Фред накачивает мышцы. Он пробегает снизу доверху все чёрные лестницы, двенадцать подъездов, потому что никто не должен видеть его бегущим. Сегодня он отжимается в нашей комнате тридцать раз, а завтра уже пятьдесят. Посреди ночи Фред просыпается, в тревоге и страхе, и отжимается ещё раз сорок, а потом бегом бежит на чердак. И вот он входит в двери Центрального боксёрского клуба на Стургатен, и все как по команде оборачиваются к нему. Смолкают удары, он видит набитые песком груши, продолжающие по инерции колыхаться, улыбки на потных лицах. Сейчас эту знаменитость отделают под орех. Они ждут этого с радостью.

Педер повёл меня назад на террасу, за стол. — Барнум думает, что макрель — это немецкие солдаты в другой форме, — объяснил он. Мама подавила улыбку и быстро провела пальцем по моему плечу. — Ты как, получше? — Я кивнул.
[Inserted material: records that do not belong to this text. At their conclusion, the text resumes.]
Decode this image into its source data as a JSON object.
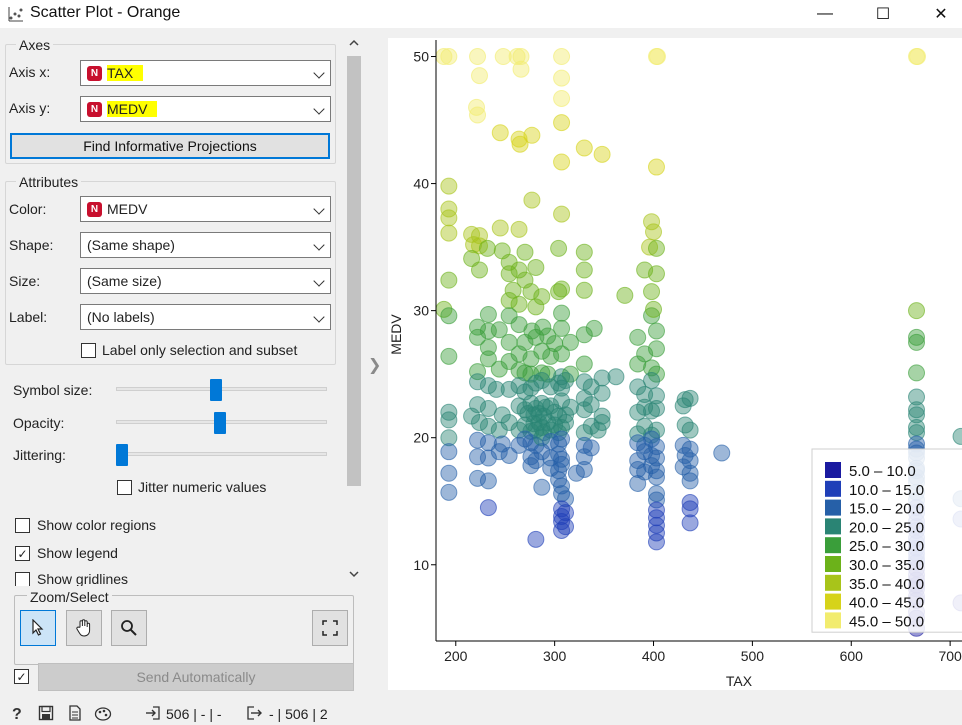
{
  "window": {
    "title": "Scatter Plot - Orange",
    "minimize": "—",
    "maximize": "☐",
    "close": "✕"
  },
  "axes": {
    "title": "Axes",
    "x_label": "Axis x:",
    "x_value": "TAX",
    "y_label": "Axis y:",
    "y_value": "MEDV",
    "find_button": "Find Informative Projections"
  },
  "attributes": {
    "title": "Attributes",
    "color_label": "Color:",
    "color_value": "MEDV",
    "shape_label": "Shape:",
    "shape_value": "(Same shape)",
    "size_label": "Size:",
    "size_value": "(Same size)",
    "label_label": "Label:",
    "label_value": "(No labels)",
    "label_only": "Label only selection and subset",
    "badge": "N"
  },
  "sliders": {
    "symbol_size": {
      "label": "Symbol size:",
      "value": 0.47
    },
    "opacity": {
      "label": "Opacity:",
      "value": 0.49
    },
    "jittering": {
      "label": "Jittering:",
      "value": 0.0
    }
  },
  "options": {
    "jitter_numeric": {
      "label": "Jitter numeric values",
      "checked": false
    },
    "color_regions": {
      "label": "Show color regions",
      "checked": false
    },
    "show_legend": {
      "label": "Show legend",
      "checked": true
    },
    "gridlines": {
      "label": "Show gridlines",
      "checked": false
    }
  },
  "zoom": {
    "title": "Zoom/Select"
  },
  "send": {
    "label": "Send Automatically",
    "checked": true
  },
  "status": {
    "input": "506 | - | -",
    "output": "- | 506 | 2"
  },
  "collapse_arrow": "❯",
  "chart_data": {
    "type": "scatter",
    "xlabel": "TAX",
    "ylabel": "MEDV",
    "xlim": [
      180,
      712
    ],
    "ylim": [
      4,
      51.3
    ],
    "xticks": [
      200,
      300,
      400,
      500,
      600,
      700
    ],
    "yticks": [
      10,
      20,
      30,
      40,
      50
    ],
    "grid": false,
    "legend_position": "bottom-right",
    "legend": [
      {
        "label": "5.0 – 10.0",
        "color": "#1a1aa0"
      },
      {
        "label": "10.0 – 15.0",
        "color": "#1f3fb8"
      },
      {
        "label": "15.0 – 20.0",
        "color": "#2660a8"
      },
      {
        "label": "20.0 – 25.0",
        "color": "#2a8474"
      },
      {
        "label": "25.0 – 30.0",
        "color": "#3a9e3a"
      },
      {
        "label": "30.0 – 35.0",
        "color": "#6cb21a"
      },
      {
        "label": "35.0 – 40.0",
        "color": "#a8c41a"
      },
      {
        "label": "40.0 – 45.0",
        "color": "#d6d31a"
      },
      {
        "label": "45.0 – 50.0",
        "color": "#f2ec6e"
      }
    ],
    "points": [
      [
        188,
        50
      ],
      [
        193,
        50
      ],
      [
        222,
        50
      ],
      [
        248,
        50
      ],
      [
        262,
        50
      ],
      [
        266,
        50
      ],
      [
        307,
        50
      ],
      [
        403,
        50
      ],
      [
        404,
        50
      ],
      [
        666,
        50
      ],
      [
        667,
        50
      ],
      [
        224,
        48.5
      ],
      [
        266,
        49
      ],
      [
        307,
        48.3
      ],
      [
        307,
        46.7
      ],
      [
        222,
        45.4
      ],
      [
        221,
        46
      ],
      [
        307,
        44.8
      ],
      [
        245,
        44
      ],
      [
        264,
        43.5
      ],
      [
        277,
        43.8
      ],
      [
        265,
        43.1
      ],
      [
        330,
        42.8
      ],
      [
        348,
        42.3
      ],
      [
        307,
        41.7
      ],
      [
        403,
        41.3
      ],
      [
        193,
        39.8
      ],
      [
        193,
        38
      ],
      [
        193,
        37.3
      ],
      [
        277,
        38.7
      ],
      [
        307,
        37.6
      ],
      [
        398,
        37
      ],
      [
        400,
        36.2
      ],
      [
        193,
        36.1
      ],
      [
        216,
        36
      ],
      [
        224,
        35.9
      ],
      [
        245,
        36.5
      ],
      [
        264,
        36.4
      ],
      [
        218,
        35.2
      ],
      [
        224,
        35.1
      ],
      [
        232,
        34.9
      ],
      [
        247,
        34.7
      ],
      [
        270,
        34.6
      ],
      [
        304,
        34.9
      ],
      [
        330,
        34.6
      ],
      [
        396,
        35
      ],
      [
        403,
        34.9
      ],
      [
        216,
        34.1
      ],
      [
        254,
        33.8
      ],
      [
        264,
        33.2
      ],
      [
        281,
        33.4
      ],
      [
        330,
        33.2
      ],
      [
        391,
        33.2
      ],
      [
        403,
        32.9
      ],
      [
        193,
        32.4
      ],
      [
        224,
        33.2
      ],
      [
        254,
        32.9
      ],
      [
        270,
        32.4
      ],
      [
        258,
        31.6
      ],
      [
        276,
        31.5
      ],
      [
        287,
        31.1
      ],
      [
        304,
        31.5
      ],
      [
        307,
        31.7
      ],
      [
        330,
        31.6
      ],
      [
        371,
        31.2
      ],
      [
        398,
        31.5
      ],
      [
        254,
        30.8
      ],
      [
        264,
        30.5
      ],
      [
        281,
        30.3
      ],
      [
        233,
        29.7
      ],
      [
        254,
        29.6
      ],
      [
        307,
        29.8
      ],
      [
        398,
        29.6
      ],
      [
        400,
        30.1
      ],
      [
        188,
        30.1
      ],
      [
        193,
        29.6
      ],
      [
        666,
        30
      ],
      [
        222,
        28.7
      ],
      [
        233,
        28.4
      ],
      [
        244,
        28.5
      ],
      [
        264,
        28.9
      ],
      [
        277,
        28.4
      ],
      [
        288,
        28.7
      ],
      [
        307,
        28.6
      ],
      [
        330,
        28.1
      ],
      [
        340,
        28.6
      ],
      [
        384,
        27.9
      ],
      [
        403,
        28.4
      ],
      [
        222,
        27.9
      ],
      [
        254,
        27.5
      ],
      [
        270,
        27.5
      ],
      [
        281,
        27.9
      ],
      [
        293,
        28
      ],
      [
        300,
        27.4
      ],
      [
        316,
        27.5
      ],
      [
        666,
        27.9
      ],
      [
        233,
        27.1
      ],
      [
        264,
        26.6
      ],
      [
        287,
        26.8
      ],
      [
        296,
        26.4
      ],
      [
        307,
        26.6
      ],
      [
        391,
        26.6
      ],
      [
        403,
        27
      ],
      [
        666,
        27.5
      ],
      [
        193,
        26.4
      ],
      [
        233,
        26.2
      ],
      [
        254,
        26
      ],
      [
        276,
        26.2
      ],
      [
        330,
        25.8
      ],
      [
        384,
        25.8
      ],
      [
        398,
        25.5
      ],
      [
        222,
        25.2
      ],
      [
        244,
        25.4
      ],
      [
        264,
        25.3
      ],
      [
        270,
        25.1
      ],
      [
        276,
        25
      ],
      [
        287,
        25.1
      ],
      [
        293,
        25
      ],
      [
        307,
        24.8
      ],
      [
        316,
        25
      ],
      [
        330,
        24.4
      ],
      [
        348,
        24.7
      ],
      [
        362,
        24.8
      ],
      [
        403,
        25
      ],
      [
        666,
        25.1
      ],
      [
        222,
        24.4
      ],
      [
        233,
        24.1
      ],
      [
        241,
        23.8
      ],
      [
        254,
        23.8
      ],
      [
        264,
        24.1
      ],
      [
        270,
        23.6
      ],
      [
        276,
        23.9
      ],
      [
        281,
        24.3
      ],
      [
        287,
        24.5
      ],
      [
        296,
        24
      ],
      [
        304,
        24.3
      ],
      [
        307,
        23.9
      ],
      [
        311,
        24.5
      ],
      [
        330,
        23.1
      ],
      [
        337,
        24
      ],
      [
        348,
        23.5
      ],
      [
        384,
        24
      ],
      [
        391,
        23.4
      ],
      [
        398,
        24.5
      ],
      [
        403,
        23.3
      ],
      [
        432,
        23
      ],
      [
        437,
        23.1
      ],
      [
        666,
        23.2
      ],
      [
        193,
        22
      ],
      [
        216,
        21.7
      ],
      [
        222,
        22.6
      ],
      [
        233,
        22.3
      ],
      [
        247,
        21.8
      ],
      [
        264,
        22.5
      ],
      [
        270,
        22.2
      ],
      [
        273,
        21.9
      ],
      [
        276,
        22.7
      ],
      [
        279,
        21.8
      ],
      [
        281,
        22.3
      ],
      [
        284,
        21.9
      ],
      [
        287,
        22.7
      ],
      [
        289,
        21.7
      ],
      [
        291,
        22.4
      ],
      [
        296,
        22.5
      ],
      [
        300,
        22
      ],
      [
        304,
        21.7
      ],
      [
        307,
        22.9
      ],
      [
        311,
        21.8
      ],
      [
        316,
        22.4
      ],
      [
        330,
        22.2
      ],
      [
        337,
        22.6
      ],
      [
        348,
        21.7
      ],
      [
        384,
        22
      ],
      [
        391,
        22.4
      ],
      [
        398,
        22.1
      ],
      [
        403,
        22.3
      ],
      [
        430,
        22.5
      ],
      [
        666,
        22.2
      ],
      [
        666,
        21.8
      ],
      [
        193,
        21.4
      ],
      [
        224,
        21.2
      ],
      [
        233,
        20.9
      ],
      [
        244,
        20.6
      ],
      [
        254,
        21.2
      ],
      [
        264,
        20.6
      ],
      [
        270,
        21
      ],
      [
        276,
        20.5
      ],
      [
        279,
        21.1
      ],
      [
        281,
        20.6
      ],
      [
        284,
        21.2
      ],
      [
        287,
        20.8
      ],
      [
        289,
        20.4
      ],
      [
        293,
        21.2
      ],
      [
        296,
        20.6
      ],
      [
        300,
        21
      ],
      [
        304,
        20.4
      ],
      [
        307,
        20.8
      ],
      [
        311,
        21.2
      ],
      [
        330,
        20.4
      ],
      [
        337,
        20.9
      ],
      [
        344,
        20.6
      ],
      [
        348,
        21.2
      ],
      [
        384,
        20.3
      ],
      [
        391,
        20.9
      ],
      [
        398,
        20.2
      ],
      [
        403,
        20.6
      ],
      [
        432,
        21
      ],
      [
        437,
        20.6
      ],
      [
        666,
        20.8
      ],
      [
        666,
        20.4
      ],
      [
        711,
        20.1
      ],
      [
        193,
        20
      ],
      [
        222,
        19.8
      ],
      [
        233,
        19.6
      ],
      [
        247,
        19.5
      ],
      [
        264,
        19.4
      ],
      [
        270,
        19.9
      ],
      [
        276,
        19.6
      ],
      [
        281,
        19.4
      ],
      [
        287,
        20
      ],
      [
        296,
        19.7
      ],
      [
        304,
        19.5
      ],
      [
        307,
        19.9
      ],
      [
        330,
        19.4
      ],
      [
        337,
        19.2
      ],
      [
        384,
        19.6
      ],
      [
        391,
        19.4
      ],
      [
        398,
        19.9
      ],
      [
        403,
        19.3
      ],
      [
        430,
        19.4
      ],
      [
        437,
        19.1
      ],
      [
        666,
        19.5
      ],
      [
        666,
        19.1
      ],
      [
        193,
        18.9
      ],
      [
        222,
        18.5
      ],
      [
        233,
        18.4
      ],
      [
        244,
        18.9
      ],
      [
        254,
        18.6
      ],
      [
        276,
        18.5
      ],
      [
        281,
        18.2
      ],
      [
        287,
        18.9
      ],
      [
        296,
        18.4
      ],
      [
        304,
        18.7
      ],
      [
        307,
        18.3
      ],
      [
        330,
        18.5
      ],
      [
        384,
        18.2
      ],
      [
        391,
        18.9
      ],
      [
        398,
        18.6
      ],
      [
        403,
        18.4
      ],
      [
        432,
        18.6
      ],
      [
        437,
        18.2
      ],
      [
        469,
        18.8
      ],
      [
        666,
        18.4
      ],
      [
        666,
        18.8
      ],
      [
        276,
        17.8
      ],
      [
        296,
        17.6
      ],
      [
        304,
        17.4
      ],
      [
        307,
        17.9
      ],
      [
        322,
        17.2
      ],
      [
        330,
        17.5
      ],
      [
        384,
        17.5
      ],
      [
        391,
        17.3
      ],
      [
        398,
        17.8
      ],
      [
        403,
        17.4
      ],
      [
        430,
        17.7
      ],
      [
        437,
        17.2
      ],
      [
        666,
        17.4
      ],
      [
        666,
        17.6
      ],
      [
        193,
        17.2
      ],
      [
        222,
        16.8
      ],
      [
        233,
        16.6
      ],
      [
        287,
        16.1
      ],
      [
        304,
        16.7
      ],
      [
        307,
        16.2
      ],
      [
        384,
        16.4
      ],
      [
        403,
        16.9
      ],
      [
        437,
        16.6
      ],
      [
        666,
        16.9
      ],
      [
        666,
        16.5
      ],
      [
        193,
        15.7
      ],
      [
        307,
        15.6
      ],
      [
        311,
        15.2
      ],
      [
        403,
        15.6
      ],
      [
        437,
        14.9
      ],
      [
        403,
        15.1
      ],
      [
        666,
        15.7
      ],
      [
        666,
        15.1
      ],
      [
        711,
        15.2
      ],
      [
        233,
        14.5
      ],
      [
        307,
        14.4
      ],
      [
        311,
        14.1
      ],
      [
        403,
        14.3
      ],
      [
        437,
        14.4
      ],
      [
        666,
        14.5
      ],
      [
        666,
        14.1
      ],
      [
        307,
        13.8
      ],
      [
        307,
        13.4
      ],
      [
        311,
        13
      ],
      [
        403,
        13.7
      ],
      [
        403,
        13.1
      ],
      [
        437,
        13.3
      ],
      [
        666,
        13.4
      ],
      [
        666,
        13
      ],
      [
        711,
        13.6
      ],
      [
        307,
        12.7
      ],
      [
        403,
        12.5
      ],
      [
        666,
        12.7
      ],
      [
        666,
        12.1
      ],
      [
        281,
        12
      ],
      [
        403,
        11.8
      ],
      [
        666,
        11.7
      ],
      [
        666,
        11.3
      ],
      [
        666,
        10.9
      ],
      [
        666,
        10.5
      ],
      [
        666,
        10.2
      ],
      [
        666,
        9.7
      ],
      [
        666,
        9.2
      ],
      [
        666,
        8.8
      ],
      [
        666,
        8.4
      ],
      [
        666,
        8.1
      ],
      [
        666,
        7.5
      ],
      [
        666,
        7.2
      ],
      [
        711,
        7
      ],
      [
        666,
        6.3
      ],
      [
        666,
        5.8
      ],
      [
        666,
        5
      ]
    ]
  }
}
Но папа расширил глаза и едва не выронил бутылку пива. — Педер, что ты сказал? — Брат Барнума сообщил ему, что макрель питается трупами немецких солдат. — Папа медленно повернулся ко мне, как будто мыслям тоже нужно время, чтобы вписаться в такой поворот. — Твой брат правда так сказал? — Угу, — прошептал я. — Но это враньё, конечно. — Тогда папа сунул руку в кастрюлю чуть не по плечо и вытащил самую здоровую рыбину. — Ну-ка, скажите мне, что в этом животном от фашиста? Где у него, к примеру, усы? — У неё есть шуба, — напомнил Педер. — Так, может, это русская макрель, — предположил папа. — Сейчас проверим. — Сказавши это, он на наших глазах съел макрелину: он запихнул её в рот целиком, долго жевал, обсасывал, глядя по сторонам. Он побледнел и даже снял чёрные очки. — Wer ist Blücher, mein Schiff? Ich muss zu Oslo fahren! — Да ты набрался! — закричала мама. Мы хохотали так, что нам пришлось сесть на землю, чтоб не попадать со стульев. Папа влил в себя ещё одно пиво, и макрель опустилась в желудок. — Ребята, вечером, я думаю, пожарим сосиски. — Остаток дня мы провели, собирая дрова для костра, и едва на фьорд наслоились сумерки, легли, как прозрачная тень, как отлив солнца, ещё мягкие, остывающие, папа запалил брёвна и щепы, из которых мы сложили на пляже остроконечную башню, и сразу костры запылали повсюду, зажглись их яркие, колеблющиеся точки, от ближних причалов неслась музыка, и с каждой секундой этого вечера огни и голоса делались явственнее, словно прохождение времени проявляло всё вокруг. Мы доели последнюю сосиску, натянули свитера и сели потеснее. Педер насчитал двадцать восемь костров, на три больше, чем в прошлом году. Я не мог вспомнить себя в состоянии такого глубокого покоя прежде, возможно, я до сего вечера не был с ним знаком и только теперь узнал, что оно существует, моё полное, неизведанное умиротворение.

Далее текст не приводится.